Arus Publik

Samarinda Terkini

Aset 12,7 Hektare Pemkot Samarinda Diduga Dikuasai Diam-Diam, 171 Bangunan Berdiri, Ada Berkas Disiapkan ke Kejari

by:
Lisa
Kamis, 12 Maret 2026 17:31

Perumahan Korpri Jalan APT Pranoto/ HO to Arusbawah.co

ARUSBAWAH.CO -  Polemik penguasaan lahan milik Pemerintah Kota (Pemkot) Samarinda di kawasan Perumahan Korpri, Jalan APT Pranoto, kembali mencuat.

Dari penelusuran terbaru, Wali Kota Samarinda, Andi Harun, menemukan sejumlah kejanggalan serius terkait pengelolaan aset daerah tersebut.

Selain adanya perubahan daftar penerima rumah, pemerintah juga menemukan jumlah bangunan yang berdiri di atas lahan tersebut jauh melebihi data resmi yang tercatat dalam dokumen pemerintah kota.

Tanah 12,7 Hektare Aset Resmi Pemkot Samarinda

Berdasarkan data pemerintah, lahan di kawasan tersebut merupakan aset sah milik Pemkot Samarinda seluas 12,7 hektare.

Tanah itu dibeli negara dalam dua tahap, yakni seluas 8,5 hektare pada 2006 dan tambahan 4,2 hektare pada periode 2007–2008.

Awalnya, kawasan tersebut direncanakan sebagai perumahan bagi aparatur sipil negara (ASN).

Namun ketika pemerintah melakukan peninjauan ulang, jumlah bangunan yang berdiri di lokasi tersebut justru mencapai 171 unit.

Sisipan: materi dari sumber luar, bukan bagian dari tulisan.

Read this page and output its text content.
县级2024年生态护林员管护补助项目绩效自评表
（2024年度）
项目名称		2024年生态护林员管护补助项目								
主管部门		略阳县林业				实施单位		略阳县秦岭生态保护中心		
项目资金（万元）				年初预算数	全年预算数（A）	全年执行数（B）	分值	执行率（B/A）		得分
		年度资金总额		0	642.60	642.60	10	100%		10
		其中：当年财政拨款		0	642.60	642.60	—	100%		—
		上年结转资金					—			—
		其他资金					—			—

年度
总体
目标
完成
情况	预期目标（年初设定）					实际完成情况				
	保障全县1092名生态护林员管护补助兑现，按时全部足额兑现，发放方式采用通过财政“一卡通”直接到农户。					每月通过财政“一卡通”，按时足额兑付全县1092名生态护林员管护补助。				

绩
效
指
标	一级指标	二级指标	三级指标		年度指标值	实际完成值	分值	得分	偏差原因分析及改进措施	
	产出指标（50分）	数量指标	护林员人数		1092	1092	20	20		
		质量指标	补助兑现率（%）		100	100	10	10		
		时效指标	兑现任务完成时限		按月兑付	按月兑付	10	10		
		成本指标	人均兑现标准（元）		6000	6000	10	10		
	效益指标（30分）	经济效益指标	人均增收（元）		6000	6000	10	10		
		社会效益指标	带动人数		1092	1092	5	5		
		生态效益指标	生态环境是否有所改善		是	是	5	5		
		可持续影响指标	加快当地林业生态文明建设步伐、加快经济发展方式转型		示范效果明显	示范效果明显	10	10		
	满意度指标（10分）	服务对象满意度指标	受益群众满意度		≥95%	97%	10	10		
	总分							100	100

Jumlah tersebut jauh melampaui kuota resmi yang tercatat dalam dokumen pemerintah kota.

“Kalau kita lihat dari SK yang ada, jumlah penerima tidak sebanyak bangunan yang sekarang berdiri di lapangan,” kata Andi Harun, Rabu (11/3/2026).

Menurutnya, kondisi ini memunculkan pertanyaan serius tentang bagaimana bangunan tambahan bisa berdiri di atas lahan milik pemerintah daerah tanpa dasar penunjukan yang jelas.

“Artinya ada bangunan yang berdiri di atas tanah pemerintah kota tetapi tidak tercatat dalam penetapan resmi pemerintah,” ujarnya.

Awalnya Hanya 58 ASN, Lalu Direvisi Jadi 115 Penerima

Persoalan ini bermula dari proses penunjukan rumah bagi ASN pada 2009.

Saat itu pemerintah menetapkan 58 pegawai negeri sebagai penerima hunian di kawasan tersebut.

Pada tahap awal, ASN diminta membayar sekitar Rp135 juta kepada pihak pengembang, PT Tunas Satria Muda, untuk pembangunan rumah di atas lahan milik pemerintah kota.